Il y a eu beaucoup d’erreurs d’interprétations sur l’activité artistique de l’écrivain à la guerre. Là-bas, Il était convenu d’avoir peur et certainement que celui qui a écrit « Ah Dieu ! que la guerre est jolie »(L’Adieu du cavalier ) a eu peur comme tout le monde (1) mais par sa créativité il montrait qu’il n’entendait pas s’en laisser conter et qu’il était possible de modifier à la marge les règles du jeu. Certains jouaient justement aux cartes pour tromper l’ennui de l’attente et l’angoisse des assauts, lui écrivait des poèmes, des lettres d’amour et confectionnait des livrets. Ce n’était certes pas une raison, comme l’a écrit Laurence Campa dans une récente biographie, pour qu’Aragon accuse Apollinaire de s’être laissé « dérouter par les événements » ou de donner « dans l’envers du décor » (André Breton). Selon le peintre André Masson qui était revenu vivant des tranchées en ayant rapporté que parfois il y avait « des choses rudement belles à voir« , l’auteur d’Alcools avait surtout fait « l’apologie de la vie« . A son ami Jean Mollet, Apollinaire écrivit en 1915, « il faut surtout être gai, sinon tout est foutu ». Et il l’est pour lui-même mais aussi pour ses compagnons de tranchées.
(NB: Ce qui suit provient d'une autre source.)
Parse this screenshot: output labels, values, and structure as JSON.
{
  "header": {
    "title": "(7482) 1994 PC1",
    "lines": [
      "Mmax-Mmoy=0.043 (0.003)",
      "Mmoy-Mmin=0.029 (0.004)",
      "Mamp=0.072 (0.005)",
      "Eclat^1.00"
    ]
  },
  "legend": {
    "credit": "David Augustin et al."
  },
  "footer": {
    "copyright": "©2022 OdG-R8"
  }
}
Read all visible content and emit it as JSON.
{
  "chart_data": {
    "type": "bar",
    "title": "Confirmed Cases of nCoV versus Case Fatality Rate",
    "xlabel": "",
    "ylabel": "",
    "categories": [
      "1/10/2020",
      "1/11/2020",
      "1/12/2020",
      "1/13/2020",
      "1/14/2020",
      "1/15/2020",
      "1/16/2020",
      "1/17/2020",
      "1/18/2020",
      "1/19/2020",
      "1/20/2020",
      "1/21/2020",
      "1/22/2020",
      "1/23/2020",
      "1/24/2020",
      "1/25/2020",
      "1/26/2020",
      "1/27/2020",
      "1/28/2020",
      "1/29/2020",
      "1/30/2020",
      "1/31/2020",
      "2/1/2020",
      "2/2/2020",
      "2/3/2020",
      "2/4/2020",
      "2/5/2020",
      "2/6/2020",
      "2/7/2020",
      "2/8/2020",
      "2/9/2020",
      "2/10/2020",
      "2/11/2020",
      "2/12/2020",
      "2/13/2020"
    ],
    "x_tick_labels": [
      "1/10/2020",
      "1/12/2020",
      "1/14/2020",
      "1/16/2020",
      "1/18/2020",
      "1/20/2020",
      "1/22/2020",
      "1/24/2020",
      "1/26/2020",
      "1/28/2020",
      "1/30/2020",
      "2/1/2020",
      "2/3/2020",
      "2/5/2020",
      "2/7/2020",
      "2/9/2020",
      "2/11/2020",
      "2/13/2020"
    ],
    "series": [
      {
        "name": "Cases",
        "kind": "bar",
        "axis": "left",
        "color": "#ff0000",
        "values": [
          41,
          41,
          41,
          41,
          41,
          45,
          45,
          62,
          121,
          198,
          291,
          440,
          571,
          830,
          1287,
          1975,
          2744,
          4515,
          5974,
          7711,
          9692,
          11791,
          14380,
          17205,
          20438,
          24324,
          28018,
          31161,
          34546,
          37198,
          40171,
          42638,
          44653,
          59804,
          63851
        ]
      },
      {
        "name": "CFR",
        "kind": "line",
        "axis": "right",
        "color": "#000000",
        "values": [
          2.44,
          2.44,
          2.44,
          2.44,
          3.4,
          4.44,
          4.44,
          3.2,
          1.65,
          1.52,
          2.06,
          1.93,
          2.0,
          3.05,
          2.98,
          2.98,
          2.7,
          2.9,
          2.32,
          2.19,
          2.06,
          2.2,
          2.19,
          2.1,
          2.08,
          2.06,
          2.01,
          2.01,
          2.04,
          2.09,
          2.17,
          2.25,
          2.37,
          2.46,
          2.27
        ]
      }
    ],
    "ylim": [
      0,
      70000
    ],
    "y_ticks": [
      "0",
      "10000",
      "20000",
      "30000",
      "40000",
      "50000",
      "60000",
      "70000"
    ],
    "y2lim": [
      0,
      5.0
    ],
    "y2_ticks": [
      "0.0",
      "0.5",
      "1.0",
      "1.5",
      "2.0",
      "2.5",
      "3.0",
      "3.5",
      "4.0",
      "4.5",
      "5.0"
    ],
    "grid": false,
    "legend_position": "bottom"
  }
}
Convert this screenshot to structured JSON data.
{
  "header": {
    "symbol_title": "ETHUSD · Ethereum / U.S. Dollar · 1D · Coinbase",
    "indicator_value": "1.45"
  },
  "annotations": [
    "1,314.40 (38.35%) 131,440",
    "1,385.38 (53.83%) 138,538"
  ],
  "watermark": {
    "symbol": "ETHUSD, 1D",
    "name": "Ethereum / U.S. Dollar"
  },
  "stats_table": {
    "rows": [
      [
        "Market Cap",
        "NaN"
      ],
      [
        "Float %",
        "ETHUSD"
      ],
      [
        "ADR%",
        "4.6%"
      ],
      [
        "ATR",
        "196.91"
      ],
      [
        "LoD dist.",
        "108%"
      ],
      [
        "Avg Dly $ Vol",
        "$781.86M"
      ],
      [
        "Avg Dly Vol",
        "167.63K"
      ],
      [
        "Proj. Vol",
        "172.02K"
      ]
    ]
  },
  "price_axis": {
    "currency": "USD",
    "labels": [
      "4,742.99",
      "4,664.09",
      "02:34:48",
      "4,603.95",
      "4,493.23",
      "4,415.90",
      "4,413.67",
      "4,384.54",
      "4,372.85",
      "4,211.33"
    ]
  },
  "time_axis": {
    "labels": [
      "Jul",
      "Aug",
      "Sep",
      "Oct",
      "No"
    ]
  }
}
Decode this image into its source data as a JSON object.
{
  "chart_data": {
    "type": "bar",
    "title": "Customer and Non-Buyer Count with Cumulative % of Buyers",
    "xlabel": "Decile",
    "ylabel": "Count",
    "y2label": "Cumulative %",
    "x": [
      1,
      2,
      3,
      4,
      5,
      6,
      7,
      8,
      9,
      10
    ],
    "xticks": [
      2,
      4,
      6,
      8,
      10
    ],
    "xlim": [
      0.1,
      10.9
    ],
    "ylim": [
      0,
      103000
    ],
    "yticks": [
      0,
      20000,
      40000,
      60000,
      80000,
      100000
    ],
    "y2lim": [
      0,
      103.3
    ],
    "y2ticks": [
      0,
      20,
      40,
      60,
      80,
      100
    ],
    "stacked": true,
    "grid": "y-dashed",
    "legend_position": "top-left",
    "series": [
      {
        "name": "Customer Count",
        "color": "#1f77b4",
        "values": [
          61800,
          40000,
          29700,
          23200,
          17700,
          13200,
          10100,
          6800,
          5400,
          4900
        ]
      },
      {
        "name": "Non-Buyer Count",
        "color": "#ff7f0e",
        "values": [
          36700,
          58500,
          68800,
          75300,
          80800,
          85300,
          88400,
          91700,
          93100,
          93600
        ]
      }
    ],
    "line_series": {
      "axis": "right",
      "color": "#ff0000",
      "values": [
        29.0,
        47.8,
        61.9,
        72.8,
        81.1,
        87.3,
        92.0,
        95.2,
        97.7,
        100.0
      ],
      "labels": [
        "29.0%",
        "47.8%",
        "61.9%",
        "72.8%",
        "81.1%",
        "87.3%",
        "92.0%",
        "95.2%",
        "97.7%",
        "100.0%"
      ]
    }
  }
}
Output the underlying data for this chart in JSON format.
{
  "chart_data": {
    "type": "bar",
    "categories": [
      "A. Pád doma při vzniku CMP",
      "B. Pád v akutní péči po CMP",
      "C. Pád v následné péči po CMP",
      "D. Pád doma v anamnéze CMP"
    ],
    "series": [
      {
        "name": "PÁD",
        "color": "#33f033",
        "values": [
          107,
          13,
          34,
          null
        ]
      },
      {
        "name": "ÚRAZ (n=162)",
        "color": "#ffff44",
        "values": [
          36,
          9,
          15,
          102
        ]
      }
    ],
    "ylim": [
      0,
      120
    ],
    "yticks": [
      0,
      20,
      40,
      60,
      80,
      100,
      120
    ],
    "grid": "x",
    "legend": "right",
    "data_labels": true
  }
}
Ce médaillon « toujours fermé » est une œuvre bien rare d’autant que les trois déclinaisons ont des contenus et des présentations différentes. Madeleine aura droit à une version comprenant sept textes (La grâce exilée, Les feux du bivouac, La boucle retrouvée, Refus de la colombe, Tourbillon de mouches, Les Grenadines repentantes) et le fameux « L’Adieu du cavalier », extraordinaire de musicalité, de fluidité et d’émotion.
L’un des poèmes du recueil, « Les grenadines repentantes » est inspiré par un dessin que lui a fait parvenir Marie Laurencin depuis l’Espagne et qui représente deux femmes espagnoles à leur fenêtre sous le titre « La semaine sainte à Grenade ». Cette œuvre inspire Apollinaire qui y mêle en huit lignes quelques messages cryptés pour celle qui l’a quitté.
« En est-il donc deux dans Grenade/Qui pleurent sur ton seul péché ?/Ici l’on jette la grenade/Qui se change en un œuf coché
Puisqu’il en naît des coqs Infante/Entends-les chanter leurs dédains/Et que la grenade est touchante/Dans nos effroyables jardins. »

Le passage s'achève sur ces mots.